Despite recent discoveries of germline and somatic mutations in melanoma, naevus count remains the most important risk factor for melanoma. Counting naevi on the whole body is time consuming. In order to identify patients at risk for melanoma, many studies have used naevus count on selected body sites as a proxy for total body naevus count (TBNC).


The main aim of this study was to assess the predictive value of naevus count on 17 different body sites in estimating TBNC in a large cohort of healthy U.K. Caucasian female subjects. Once the site with the best predictive value for TBNC was determined, a second aim was to estimate the cut-off values of naevus counts at this anatomical site that best predict the presence of 50 or 100 naevi, respectively.


The most predictive body site for TBNC was assessed in a cohort of healthy female twins. This finding was replicated on a control group from a U.K. case–control study and a prediction model was performed afterwards. The area under the receiver operating characteristics curve was used to evaluate the best cut-off for the prediction of having a TBNC of more than 50 or 100.
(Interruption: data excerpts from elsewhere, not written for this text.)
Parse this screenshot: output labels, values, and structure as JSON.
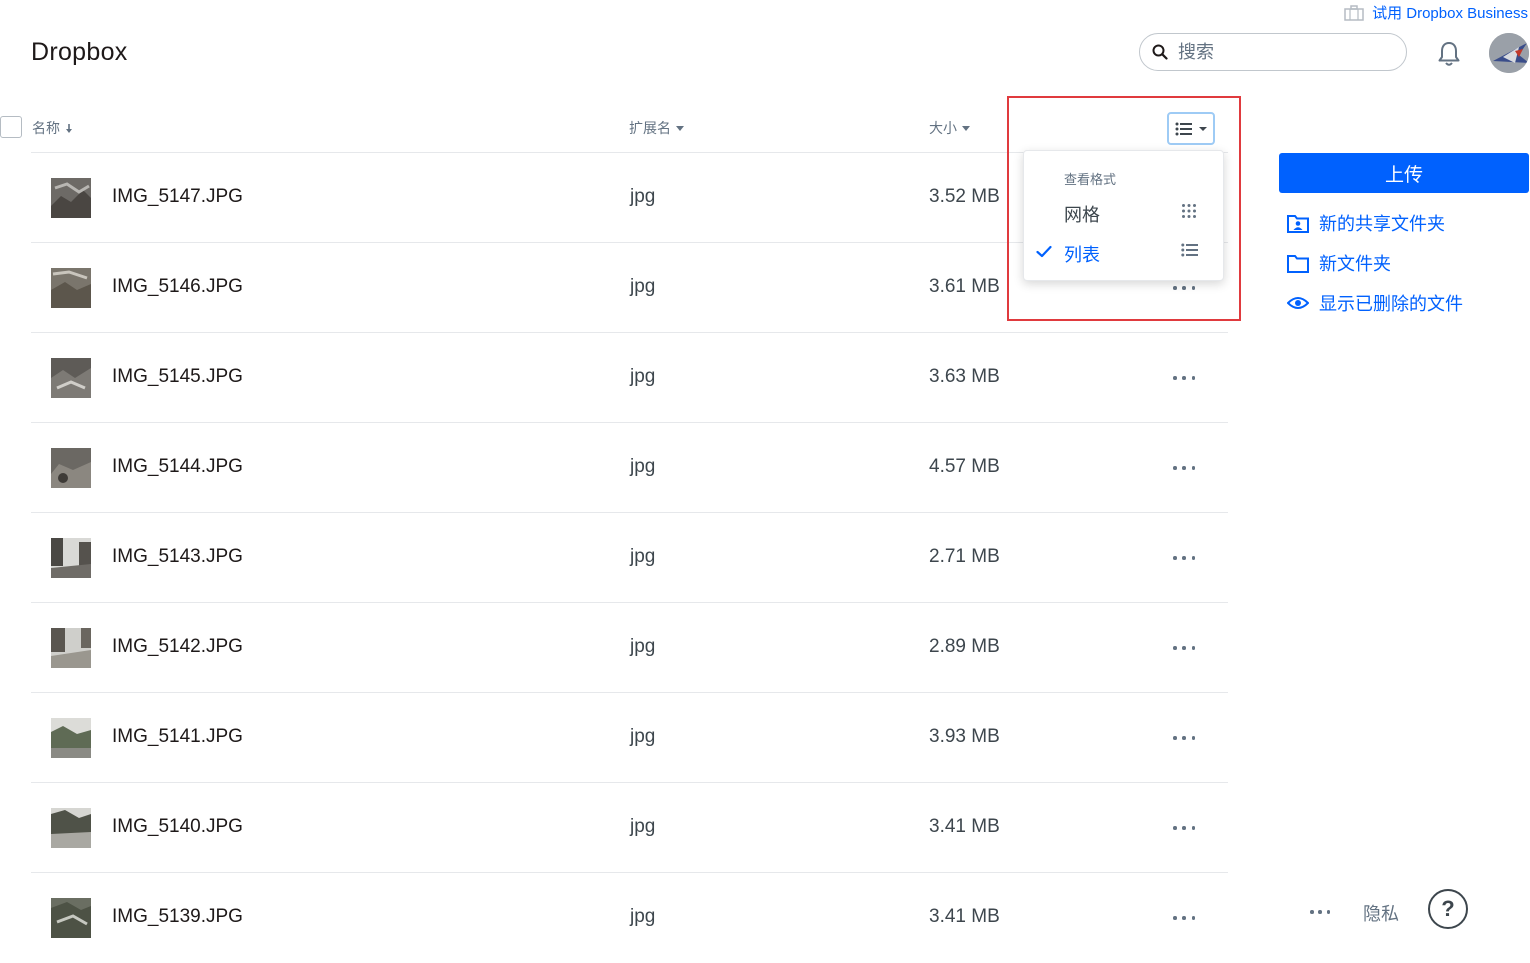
{
  "header": {
    "business_link": "试用 Dropbox Business",
    "brand": "Dropbox",
    "search_placeholder": "搜索"
  },
  "table": {
    "columns": {
      "name": "名称",
      "ext": "扩展名",
      "size": "大小"
    },
    "rows": [
      {
        "name": "IMG_5147.JPG",
        "ext": "jpg",
        "size": "3.52 MB"
      },
      {
        "name": "IMG_5146.JPG",
        "ext": "jpg",
        "size": "3.61 MB"
      },
      {
        "name": "IMG_5145.JPG",
        "ext": "jpg",
        "size": "3.63 MB"
      },
      {
        "name": "IMG_5144.JPG",
        "ext": "jpg",
        "size": "4.57 MB"
      },
      {
        "name": "IMG_5143.JPG",
        "ext": "jpg",
        "size": "2.71 MB"
      },
      {
        "name": "IMG_5142.JPG",
        "ext": "jpg",
        "size": "2.89 MB"
      },
      {
        "name": "IMG_5141.JPG",
        "ext": "jpg",
        "size": "3.93 MB"
      },
      {
        "name": "IMG_5140.JPG",
        "ext": "jpg",
        "size": "3.41 MB"
      },
      {
        "name": "IMG_5139.JPG",
        "ext": "jpg",
        "size": "3.41 MB"
      }
    ]
  },
  "view_menu": {
    "title": "查看格式",
    "grid_label": "网格",
    "list_label": "列表",
    "selected": "list"
  },
  "sidebar": {
    "upload": "上传",
    "new_shared_folder": "新的共享文件夹",
    "new_folder": "新文件夹",
    "show_deleted": "显示已删除的文件"
  },
  "footer": {
    "privacy": "隐私",
    "help": "?"
  },
  "colors": {
    "accent": "#0061fe",
    "highlight_border": "#e03a3e"
  }
}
There were 3694 female twins included. The TBNC showed a steady decline after the age of 30 years (P < 0·001). The most predictive sites for TBNC were the arms and legs: the adjusted correlation coefficients were 0·50 and 0·51 (P < 0·001) for the right and left arm, respectively, and 0·49 and 0·48 for the right and left legs, respectively (P < 0·001). The arm remained the most predictive site for TBNC when replicated in a control population including both sexes. In the twin study, women with more than 11 naevi on the right arm were approximately nine times more likely to have more than 100 naevi (odds ratio = 9·38, 95% confidence interval 6·71–13·11).


The ability to estimate TBNC quickly by counting naevi on one arm could be a very useful tool in assessing melanoma risk in primary care.